Ja, das haben bestimmt schon viele geschrieben. Warum Breaking Bad eine geniale Fernsehserie ist. Ich hab’s aber alles nicht gelesen, weil ich’s erst sehen wollte. Mich nicht spoilern lassen. (Spoilerwarnung: Wer die Serie noch nicht gesehen hat, sollte jetzt nicht weiterlesen, sondern erst gucken und dann hierher zurückkehren!)

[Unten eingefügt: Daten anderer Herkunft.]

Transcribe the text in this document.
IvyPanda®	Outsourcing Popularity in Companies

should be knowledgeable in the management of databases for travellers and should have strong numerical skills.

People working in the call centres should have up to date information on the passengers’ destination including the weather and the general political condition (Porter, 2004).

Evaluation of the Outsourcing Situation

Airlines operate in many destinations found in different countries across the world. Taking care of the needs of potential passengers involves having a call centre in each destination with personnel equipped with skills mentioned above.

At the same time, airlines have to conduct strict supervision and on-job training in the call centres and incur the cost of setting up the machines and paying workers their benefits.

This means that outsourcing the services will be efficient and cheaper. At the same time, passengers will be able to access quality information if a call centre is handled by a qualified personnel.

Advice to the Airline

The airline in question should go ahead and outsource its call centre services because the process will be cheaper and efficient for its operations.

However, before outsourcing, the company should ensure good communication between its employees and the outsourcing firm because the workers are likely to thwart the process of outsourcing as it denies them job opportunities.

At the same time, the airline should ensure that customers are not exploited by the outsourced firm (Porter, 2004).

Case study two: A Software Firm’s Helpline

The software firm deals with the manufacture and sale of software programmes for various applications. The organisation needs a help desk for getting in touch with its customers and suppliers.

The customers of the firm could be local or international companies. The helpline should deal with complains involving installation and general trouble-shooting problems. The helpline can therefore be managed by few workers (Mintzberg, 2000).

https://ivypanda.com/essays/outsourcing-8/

Das hab ich jetzt geschafft. Fünf Staffeln in einigen Wochen. Die letzte in zwei Tagen zwischen den Jahren. Und da ist ein Bild entstanden in meinem Kopf, die Gründe, warum Breaking Bad richtig gutes Fernsehen ist.
Die Idee ist neu.
Nicht einfach ein Thriller, keine neue Sitcom, keine Krimiserie, keine Anwalts- oder Arztserie. Nein: Die Geschichte eines Chemielehrers, der Krebs hat und als Meth-Koch – also mit Drogengeld – für seine Familie vorsorgen will, die ist neu, so noch nie erzählt worden. Also gibts auch keine Erwartungen, die erfüllt oder enttäuscht werden könnten. Zwei Jahre im Leben des Walter White und seiner Familie tragen uns durch die fünf Staffeln.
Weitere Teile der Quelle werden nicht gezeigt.